If you have anything that claims that AES is different enough to warrant this extra optimism, I would love to have a look.
Yes, seriously. In fact to be clear (since you edited your time down to a mere 30 years) I fully expect something encrypted with 256-bit full AES today to remain inaccessible for all of foreseeable human existence [1]. I mean, it's hard to even really know where to begin here because it's not clear you've so much as looked at a wikipedia page on this before, and really don't grasp how non-linear improvements have been. DES is your cited milestone, but the primary weakness of it was simply that it had a 56-bit key. That's a mere 72 thousand trillion. A 256-bit key isn't "~4.6 times as hard" though, it's "the number atoms in the entire galaxy times as hard". 2^256 is around the lower bound of the estimated number of atoms in the entire universe. A 512-bit key is something like "an entire universe of atoms for every single atom in the universe". These are non-intuitively big numbers.

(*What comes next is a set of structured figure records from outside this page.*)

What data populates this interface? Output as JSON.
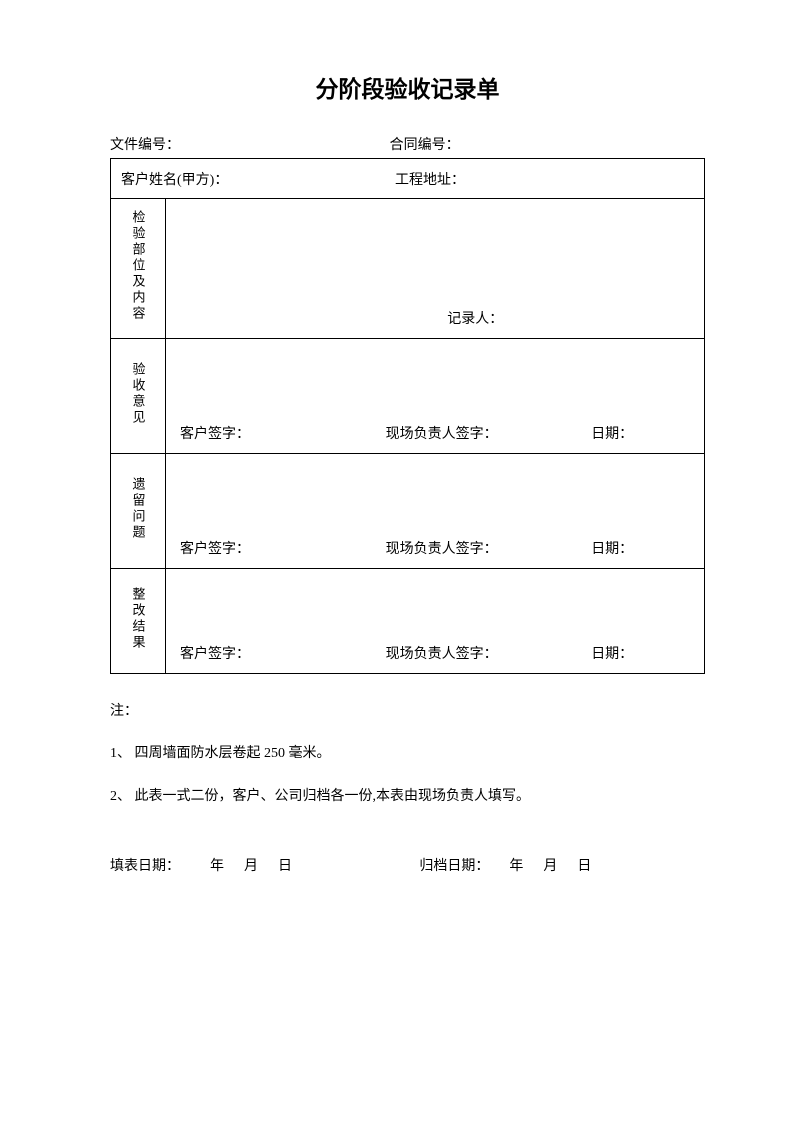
{
  "title": "分阶段验收记录单",
  "header": {
    "doc_no_label": "文件编号：",
    "contract_no_label": "合同编号："
  },
  "info": {
    "customer_label": "客户姓名(甲方)：",
    "address_label": "工程地址："
  },
  "rows": {
    "inspection": {
      "label": "检验部位及内容",
      "recorder_label": "记录人："
    },
    "opinion": {
      "label": "验收意见",
      "customer_sign": "客户签字：",
      "manager_sign": "现场负责人签字：",
      "date_label": "日期："
    },
    "issues": {
      "label": "遗留问题",
      "customer_sign": "客户签字：",
      "manager_sign": "现场负责人签字：",
      "date_label": "日期："
    },
    "result": {
      "label": "整改结果",
      "customer_sign": "客户签字：",
      "manager_sign": "现场负责人签字：",
      "date_label": "日期："
    }
  },
  "notes": {
    "prefix": "注：",
    "item1": "1、 四周墙面防水层卷起 250 毫米。",
    "item2": "2、 此表一式二份，客户、公司归档各一份,本表由现场负责人填写。"
  },
  "footer": {
    "fill_date_label": "填表日期：",
    "archive_date_label": "归档日期：",
    "year": "年",
    "month": "月",
    "day": "日"
  }
}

The algebraic framework of AES is pretty straight forward, and decades better knowledge went into it. But mainly it's that non-linear advances in computing meant that by the end of the 90s tech had caught up with and surpassed what was needed for the kind of keys necessary to make brute force utterly impossible with margin to spare, by anything within the known laws of physics. There have been academic attacks which mildly reduce full AES below brute force, but they simply don't matter at all in practice. 2^254 is better than 2^256, but still impossible. I already cited quantum computers, there we have the math to show that if a fully scalable general purpose one could ever be made it'd allow a quadratic speedup. And against a 128-bit it'd drop it to less than 2^64 and that'd be fairly trivial. But everything modern moved over to 256-bit keys ages ago (FileVault 2 for example was 9 years ago and it was not remotely the first) and it'd be relatively trivial to double keys again at this point if anyone was really concerned.
Side channel attacks are a real issue too for many purposes. But FDE is an exception, since it exclusively is for defending data at rest. That simply nullifies an entire range of tricky implementation issues for this threat model.
Again seriously: you can't just do linear historical extrapolation without at least knowing a bit of why those things went that way and what the foundations are. It's like you being surprised I'd expect algebra or calculus to remain relevant "for the next 3 decades".
>I'd have a hard time finding anyone even remotely claiming that.
Would you now? Here, let me help by starting you off with this guy named Bruce Schneier [2]:
>There is a significant difference between an academic break of a cipher and a break that will allow someone to read encrypted traffic. (Imagine an attack against Rijndael that requires 2^100 steps. That is an academic break of the cipher, even though it is a completely useless result to anyone trying to read encrypted traffic.) I believe that within the next five years someone will discover an academic attack against Rijndael. I do not believe that anyone will ever discover an attack that will allow someone to read Rijndael traffic. So while I have serious academic reservations about Rijndael, I do not have any engineering reservations about Rijndael.
If my expectation is wrong, well at least I can't be ashamed of the company I'd be in.
----
1: Maybe it's possible to brute force 128-bits if we convert the entire solar system into a Matrioshka brain or something like that, I haven't crunched the math. But that's far enough out into transcendent territory that I don't think it's relevant to any data in existence today.
2: https://web.archive.org/web/20090201005720/http://www.schnei...
EDIT TO YOUR EDIT:
>If you have anything that claims that AES is different enough to warrant this extra optimism, I would love to have a look.
Literally any intro to this topic at all that you'd find as in the first few results of going to your search engine of choice and typing "advanced encryption standard". This isn't some niche weird thing. You going "well DES was made obsolete by advances in computing power in the 90s which means AES will be too in a few decades" is the weird thing.
EDIT 2:
Also at some point here we're going to get HN rate limited on replies, discussion on HN isn't intended to support very long chains. I don't know if we'll be able to say anything else, so I'd just leave with really encouraging you to skim through a few intro to modern cryptography pieces, and/or look at the math itself. It's interesting stuff and obviously under girds much of the modern world. In fact the entire history of cryptography leading to this point is really fascinating, what kind of secret message systems people used over millennia and how developing mathematics and computers have fundamentally systematized and changed the nature of it.